Apple doesn't openly say why it wants to sideline Flash software, but there are plenty of reasons that we can guess. To begin with, there is no one more established in a reputation for buggy products than Adobe, the maker of Flash software.
Since Adobe has such a lock on the interactive web graphics market, perhaps they haven't felt the need to stay on top of their issues. It has been reported repeatedly that Steve Jobs often made clear a real priority to bail on Flash.
The Mac OS is something that everyone knows to be the best OS experience in the world. But apparently, Flash software has a way of looking past all that. One out of three Mac OS malfunctions and crashes is caused by a Flash bug.

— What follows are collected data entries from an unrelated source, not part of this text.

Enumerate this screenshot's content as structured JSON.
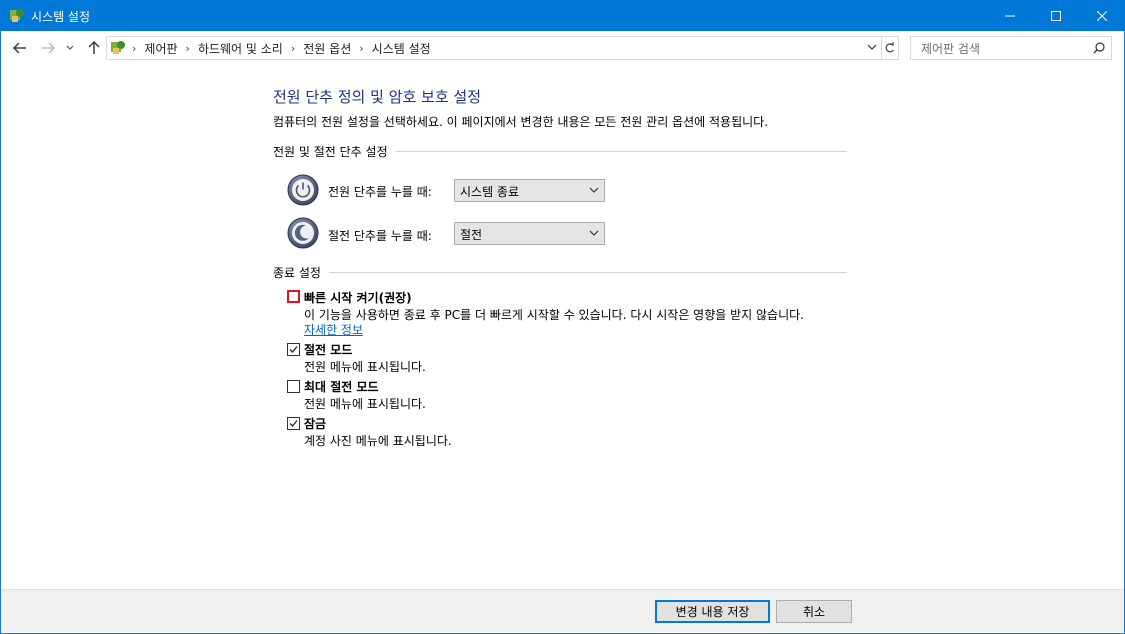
{
  "window": {
    "title": "시스템 설정"
  },
  "address": {
    "crumbs": [
      "제어판",
      "하드웨어 및 소리",
      "전원 옵션",
      "시스템 설정"
    ],
    "search_placeholder": "제어판 검색"
  },
  "main": {
    "title": "전원 단추 정의 및 암호 보호 설정",
    "description": "컴퓨터의 전원 설정을 선택하세요. 이 페이지에서 변경한 내용은 모든 전원 관리 옵션에 적용됩니다.",
    "power_group": {
      "heading": "전원 및 절전 단추 설정",
      "power_button_label": "전원 단추를 누를 때:",
      "power_button_value": "시스템 종료",
      "sleep_button_label": "절전 단추를 누를 때:",
      "sleep_button_value": "절전"
    },
    "shutdown_group": {
      "heading": "종료 설정",
      "options": [
        {
          "title": "빠른 시작 켜기(권장)",
          "desc": "이 기능을 사용하면 종료 후 PC를 더 빠르게 시작할 수 있습니다. 다시 시작은 영향을 받지 않습니다.",
          "link": "자세한 정보",
          "checked": false,
          "highlighted": true
        },
        {
          "title": "절전 모드",
          "desc": "전원 메뉴에 표시됩니다.",
          "checked": true
        },
        {
          "title": "최대 절전 모드",
          "desc": "전원 메뉴에 표시됩니다.",
          "checked": false
        },
        {
          "title": "잠금",
          "desc": "계정 사진 메뉴에 표시됩니다.",
          "checked": true
        }
      ]
    }
  },
  "footer": {
    "save_label": "변경 내용 저장",
    "cancel_label": "취소"
  },
  "colors": {
    "titlebar": "#0078d7",
    "heading": "#1e3287",
    "link": "#0066cc",
    "highlight": "#e81123"
  },
  "icons": [
    "control-panel-icon",
    "minimize-icon",
    "maximize-icon",
    "close-icon",
    "back-arrow-icon",
    "forward-arrow-icon",
    "recent-dropdown-icon",
    "up-arrow-icon",
    "chevron-right-icon",
    "refresh-icon",
    "search-icon",
    "power-button-icon",
    "sleep-button-icon",
    "chevron-down-icon",
    "checkmark-icon"
  ]
}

And finally, Flash is very hard on the processor.
If you want to watch Flash videos using your iPad, you will probably not do so for very long before the battery runs flat. So if Flash software is such a bad idea, are we supposed to not use graphical websites at all then?
Not quite, there is a much better alternative. It is supported by every major browser platform out there. Major services like YouTube are rolling out support for it as we speak. The new standard is called HTML 5, and even Adobe supports it. The great thing about HTML 5 is that it is a basic part of the Web browser and not a plug-in.
While it is a little depressing that Web browsers can only now do what Flash plug-ins have been doing for them for five years, it is great that we are finally getting somewhere with Web browser design. However, Flash isn't completely superseded yet. For advanced Web experiences with 3-D, real-time audio and augmented reality, you'll still need Flash.
Basically, both Apple and Adobe are equally strong players in the web industry. They could play nice of course. Adobe wants to make everything easier for Apple to be able to accept Flash software. Adobe wants to make special changes to Flash to make this possible.
But Apple wonders just maybe, the iPad is a compelling enough product that the entire industry will rush to design software and web pages, just for it.
When the iPhone came out, everyone did make special versions of apps and websites, so that they would look good on it. Even if no one likes the fact that Apple is locking Flash out, they have no choice in the matter.
The iPhone is a vast market of people who surf the net all day long. And the iPhone has no Flash either. No website wants to lock the iPhone out - they will instantly feel un-hip. But if you think about it, Apple's products have over the years, dropped one or another important feature, only to find the rest of the industry following suit.
Think the floppy drive, and the DVD drive on laptops. Who knows? The next thing that everyone drops could be Flash software.